For their part, Obama and his campaign argue that Clinton's unsuccessful attempt at universal coverage as first lady in the 1990s is symptomatic of her failed leadership, saying she is too beholden to special interests and lobbyists to pass meaningful reform.

"Another day, another desperate attack," Obama spokesman Bill Burton said in a statement yesterday. "Demonizing anyone who doesn't share her exact plans on healthcare is exactly why Hillary Clinton flunked the opportunity she had to pass universal healthcare in 1993."

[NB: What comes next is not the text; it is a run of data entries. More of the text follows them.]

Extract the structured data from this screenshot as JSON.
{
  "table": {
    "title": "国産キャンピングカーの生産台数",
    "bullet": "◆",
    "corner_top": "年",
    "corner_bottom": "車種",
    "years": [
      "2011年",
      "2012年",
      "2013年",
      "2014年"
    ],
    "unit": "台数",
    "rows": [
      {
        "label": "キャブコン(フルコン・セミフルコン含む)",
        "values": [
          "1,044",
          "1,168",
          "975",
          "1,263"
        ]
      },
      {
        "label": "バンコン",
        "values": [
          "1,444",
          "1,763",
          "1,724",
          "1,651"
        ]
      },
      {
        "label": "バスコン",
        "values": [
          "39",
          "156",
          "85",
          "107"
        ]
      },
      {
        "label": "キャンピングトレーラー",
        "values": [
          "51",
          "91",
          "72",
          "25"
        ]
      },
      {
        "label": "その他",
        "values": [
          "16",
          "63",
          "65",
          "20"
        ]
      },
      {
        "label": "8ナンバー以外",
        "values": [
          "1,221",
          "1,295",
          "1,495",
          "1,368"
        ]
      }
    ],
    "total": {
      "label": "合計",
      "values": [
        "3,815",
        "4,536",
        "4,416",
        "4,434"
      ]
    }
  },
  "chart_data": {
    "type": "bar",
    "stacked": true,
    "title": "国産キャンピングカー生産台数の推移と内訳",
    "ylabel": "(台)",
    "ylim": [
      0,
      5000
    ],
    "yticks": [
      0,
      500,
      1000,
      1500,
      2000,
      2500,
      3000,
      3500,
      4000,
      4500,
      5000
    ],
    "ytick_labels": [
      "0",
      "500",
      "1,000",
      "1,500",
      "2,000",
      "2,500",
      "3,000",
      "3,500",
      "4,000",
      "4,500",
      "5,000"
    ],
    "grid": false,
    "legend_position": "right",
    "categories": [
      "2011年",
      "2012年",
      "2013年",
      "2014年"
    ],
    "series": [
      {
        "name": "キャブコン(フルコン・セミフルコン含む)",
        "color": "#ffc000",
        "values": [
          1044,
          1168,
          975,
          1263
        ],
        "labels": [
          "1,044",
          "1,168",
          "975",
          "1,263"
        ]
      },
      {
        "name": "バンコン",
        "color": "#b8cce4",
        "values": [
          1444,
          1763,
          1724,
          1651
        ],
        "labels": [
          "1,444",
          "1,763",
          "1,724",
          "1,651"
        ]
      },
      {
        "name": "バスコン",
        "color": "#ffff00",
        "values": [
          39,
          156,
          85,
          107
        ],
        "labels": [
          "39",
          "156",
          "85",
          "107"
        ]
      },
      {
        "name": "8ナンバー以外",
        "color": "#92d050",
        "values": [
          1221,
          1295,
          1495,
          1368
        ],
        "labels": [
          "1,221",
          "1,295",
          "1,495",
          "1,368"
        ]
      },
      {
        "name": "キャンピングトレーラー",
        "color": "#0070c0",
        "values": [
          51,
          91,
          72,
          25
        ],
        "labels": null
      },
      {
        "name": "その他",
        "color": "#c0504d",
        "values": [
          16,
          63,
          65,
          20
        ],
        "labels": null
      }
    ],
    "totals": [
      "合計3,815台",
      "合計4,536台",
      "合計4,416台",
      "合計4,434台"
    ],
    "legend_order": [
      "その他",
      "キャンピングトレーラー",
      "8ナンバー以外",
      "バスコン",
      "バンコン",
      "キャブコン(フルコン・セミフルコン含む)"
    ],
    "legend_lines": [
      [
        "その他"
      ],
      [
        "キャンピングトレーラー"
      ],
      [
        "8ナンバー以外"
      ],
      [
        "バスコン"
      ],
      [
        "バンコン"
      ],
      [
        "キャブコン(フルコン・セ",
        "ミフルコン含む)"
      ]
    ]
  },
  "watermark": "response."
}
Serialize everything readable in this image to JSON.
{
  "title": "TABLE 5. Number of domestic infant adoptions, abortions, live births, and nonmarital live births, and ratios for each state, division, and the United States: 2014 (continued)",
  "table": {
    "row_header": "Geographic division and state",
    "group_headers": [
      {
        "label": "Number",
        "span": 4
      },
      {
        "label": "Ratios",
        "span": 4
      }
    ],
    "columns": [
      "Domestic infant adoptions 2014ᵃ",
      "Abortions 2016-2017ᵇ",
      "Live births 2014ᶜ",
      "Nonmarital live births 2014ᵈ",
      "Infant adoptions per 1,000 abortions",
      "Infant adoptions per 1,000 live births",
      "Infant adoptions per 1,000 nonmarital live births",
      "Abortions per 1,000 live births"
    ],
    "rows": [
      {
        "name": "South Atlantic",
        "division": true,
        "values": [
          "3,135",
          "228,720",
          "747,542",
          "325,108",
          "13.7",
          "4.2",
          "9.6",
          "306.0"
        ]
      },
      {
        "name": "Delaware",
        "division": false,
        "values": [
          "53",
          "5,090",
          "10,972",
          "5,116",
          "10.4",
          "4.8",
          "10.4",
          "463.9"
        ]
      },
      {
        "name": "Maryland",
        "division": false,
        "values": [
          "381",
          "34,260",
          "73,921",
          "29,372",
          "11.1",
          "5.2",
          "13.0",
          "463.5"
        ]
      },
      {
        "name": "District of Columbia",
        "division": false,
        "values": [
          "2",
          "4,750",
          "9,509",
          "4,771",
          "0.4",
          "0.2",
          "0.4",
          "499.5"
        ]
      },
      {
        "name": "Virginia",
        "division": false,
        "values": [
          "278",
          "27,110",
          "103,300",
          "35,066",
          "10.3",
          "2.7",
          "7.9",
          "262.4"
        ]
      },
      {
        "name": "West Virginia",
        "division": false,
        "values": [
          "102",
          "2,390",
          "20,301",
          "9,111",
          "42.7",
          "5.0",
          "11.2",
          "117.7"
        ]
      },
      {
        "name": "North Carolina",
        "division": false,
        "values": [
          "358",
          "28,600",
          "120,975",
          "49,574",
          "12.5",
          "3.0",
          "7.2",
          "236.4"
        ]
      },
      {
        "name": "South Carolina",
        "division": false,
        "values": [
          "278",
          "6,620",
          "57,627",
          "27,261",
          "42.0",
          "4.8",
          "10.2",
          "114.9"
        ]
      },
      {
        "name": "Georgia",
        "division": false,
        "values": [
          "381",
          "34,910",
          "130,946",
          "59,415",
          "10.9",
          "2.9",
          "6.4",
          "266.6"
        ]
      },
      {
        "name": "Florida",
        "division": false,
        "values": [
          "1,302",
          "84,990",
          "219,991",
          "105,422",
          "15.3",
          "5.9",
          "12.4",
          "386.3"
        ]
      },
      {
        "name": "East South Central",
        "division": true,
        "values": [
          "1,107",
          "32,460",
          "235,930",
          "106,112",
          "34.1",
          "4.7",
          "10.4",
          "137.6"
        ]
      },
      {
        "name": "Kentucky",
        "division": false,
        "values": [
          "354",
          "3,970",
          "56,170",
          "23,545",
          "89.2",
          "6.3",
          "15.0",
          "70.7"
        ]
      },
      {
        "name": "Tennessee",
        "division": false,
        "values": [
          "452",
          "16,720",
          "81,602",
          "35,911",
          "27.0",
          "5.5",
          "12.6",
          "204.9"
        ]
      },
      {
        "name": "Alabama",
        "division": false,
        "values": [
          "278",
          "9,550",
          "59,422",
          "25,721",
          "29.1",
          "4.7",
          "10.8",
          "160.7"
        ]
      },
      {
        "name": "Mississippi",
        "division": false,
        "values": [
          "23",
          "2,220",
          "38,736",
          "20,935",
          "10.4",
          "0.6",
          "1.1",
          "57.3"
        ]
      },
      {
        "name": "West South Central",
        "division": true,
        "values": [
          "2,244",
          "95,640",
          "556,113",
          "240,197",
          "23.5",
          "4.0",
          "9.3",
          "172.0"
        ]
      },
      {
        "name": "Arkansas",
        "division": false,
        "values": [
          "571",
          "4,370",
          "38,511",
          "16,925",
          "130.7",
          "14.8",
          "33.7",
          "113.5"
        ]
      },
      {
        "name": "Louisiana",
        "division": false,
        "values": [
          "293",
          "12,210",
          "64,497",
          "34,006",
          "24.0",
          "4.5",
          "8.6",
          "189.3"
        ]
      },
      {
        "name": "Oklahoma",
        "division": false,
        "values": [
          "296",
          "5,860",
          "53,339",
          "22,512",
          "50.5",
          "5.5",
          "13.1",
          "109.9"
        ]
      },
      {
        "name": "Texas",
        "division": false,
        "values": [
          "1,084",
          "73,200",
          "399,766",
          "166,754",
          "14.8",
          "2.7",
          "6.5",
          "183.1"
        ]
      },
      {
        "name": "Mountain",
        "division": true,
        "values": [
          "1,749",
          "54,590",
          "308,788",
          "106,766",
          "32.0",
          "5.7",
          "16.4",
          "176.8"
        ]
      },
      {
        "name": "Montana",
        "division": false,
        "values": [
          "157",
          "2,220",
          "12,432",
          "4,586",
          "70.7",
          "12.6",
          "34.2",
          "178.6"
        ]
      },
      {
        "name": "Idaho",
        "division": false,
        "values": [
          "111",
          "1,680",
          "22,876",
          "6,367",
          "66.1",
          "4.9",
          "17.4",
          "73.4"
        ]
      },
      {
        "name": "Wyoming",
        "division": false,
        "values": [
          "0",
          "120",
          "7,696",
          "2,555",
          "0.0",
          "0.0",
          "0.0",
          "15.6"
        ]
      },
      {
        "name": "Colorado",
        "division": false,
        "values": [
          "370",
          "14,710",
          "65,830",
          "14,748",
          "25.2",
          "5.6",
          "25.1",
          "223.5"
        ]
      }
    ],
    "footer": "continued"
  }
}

Obama's camp also says that Clinton has changed her mind on the merits of a so-called individual mandate, pointing reporters to a series of comments she made in the 1990s in which she was critical of such a requirement. (Clinton's campaign counters that those remarks were taken out of context, and that her healthcare legislation did compel everyone to have coverage.)

Edwards joined yesterday's debate by criticizing both Obama and Clinton - Obama for not mandating coverage, Clinton for failing to include in her plan a way to enforce that requirement.

"Barack Obama's plan leaves out 15 million people . . . But it is just as bad to say that everyone will have insurance without a plan to get there," Edwards said in a statement. "Hillary Clinton says her plan will cover everyone through a 'mandate' but does not provide even the most rudimentary idea, much less a detailed plan, of how this 'mandate' would work." Edwards says he would require people to show proof of insurance when they pay income taxes or receive healthcare, and that he would garnish wages and use collection agencies for those who refuse to pay.

Clinton yesterday suggested several possible ways to ensure that her mandate is followed, saying, "We'll work to make sure that these mandates are enforceable."

Polls have shown that voters believe Clinton is the best Democrat to fix healthcare, suggesting that despite efforts by Obama and Edwards to hold her past failures against her, she has succeeded in turning that experience into an asset.

"We're going to get it done this time," Clinton said yesterday. "Fourteen years later, I'm a little older, I hope I'm a little wiser, but I'm still committed to universal healthcare."